Switching from "lib" to "build" for the base folder seems more consistent with other packages I've seen, and having it as "lib" was generating a warning when I ran nuget pack.
FYI the libvmdk.nuspec file is generated by https://github.com/libyal/libyal/blob/master/scripts/source-generate.py. Any documentation on these changes and the target file format?
Looking at it further, it seems like the .targets file does need to be in a build folder, but a lib folder also makes sense. Let me see if it works to only put the .targets file in build and leave the lib folder as-is.
ack, let me know how that turns out. I recall the lib folder was the advise/default for an earlier version of nuget creation tools. I've not followed this space too much.

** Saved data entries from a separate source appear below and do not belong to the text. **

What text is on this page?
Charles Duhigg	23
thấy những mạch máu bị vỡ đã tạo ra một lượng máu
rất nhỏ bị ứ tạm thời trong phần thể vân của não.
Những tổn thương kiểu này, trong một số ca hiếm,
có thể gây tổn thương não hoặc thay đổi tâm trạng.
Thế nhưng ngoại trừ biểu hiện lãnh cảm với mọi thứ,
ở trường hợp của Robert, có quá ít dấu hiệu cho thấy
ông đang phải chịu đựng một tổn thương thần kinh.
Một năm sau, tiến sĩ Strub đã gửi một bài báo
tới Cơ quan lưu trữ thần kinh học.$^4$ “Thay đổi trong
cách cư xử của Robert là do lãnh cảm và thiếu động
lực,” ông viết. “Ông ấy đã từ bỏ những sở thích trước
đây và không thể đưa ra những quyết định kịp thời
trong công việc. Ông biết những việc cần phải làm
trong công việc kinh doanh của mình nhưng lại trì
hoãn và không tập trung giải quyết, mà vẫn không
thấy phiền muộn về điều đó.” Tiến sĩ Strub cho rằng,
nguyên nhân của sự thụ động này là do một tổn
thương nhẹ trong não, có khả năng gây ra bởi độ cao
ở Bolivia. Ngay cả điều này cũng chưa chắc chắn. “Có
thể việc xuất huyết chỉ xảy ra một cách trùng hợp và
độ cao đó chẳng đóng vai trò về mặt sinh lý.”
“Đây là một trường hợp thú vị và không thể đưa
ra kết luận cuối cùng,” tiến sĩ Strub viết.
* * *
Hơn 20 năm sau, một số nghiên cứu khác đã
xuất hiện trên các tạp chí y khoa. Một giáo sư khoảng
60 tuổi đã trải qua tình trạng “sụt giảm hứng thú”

It is still unclear to me how this is supposed to be done. But it's not that bad setting up the includes/libraries on our end for the existing nuget package so I think we can just stick with that. Sorry for the trouble.
Incidentally, any chance of getting a libewf nuget package?
Incidentally, any chance of getting a libewf nuget package?
yes, is building on AppVeyor as we speak. if that succeeds I'll deploy it
It is still unclear to me how this is supposed to be done.
What part? I thought VS pulls in the files using nuget and then you'll have to make sure the project files include the library and include paths.
built and deployed: https://www.nuget.org/packages/libewf/
Excellent!
Yes that is how I'm doing it now. Some nuget packages have a .targets file that will automatically add the include folders/lib folders and copy over the dlls at the end (the versions of openssl and zlib I have do this) so you don't need to edit the build file at all. What I'm still unclear about is how to properly have a lib folder like you have now but still support this. But as I said, editing the project files isn't that much work.
The nuget documentation is far from specific but maybe this is an indication into cause https://docs.microsoft.com/en-us/nuget/guides/native-packages
NuGet cannot directly add references to a C++ project
Change nuget paths to prevent warning.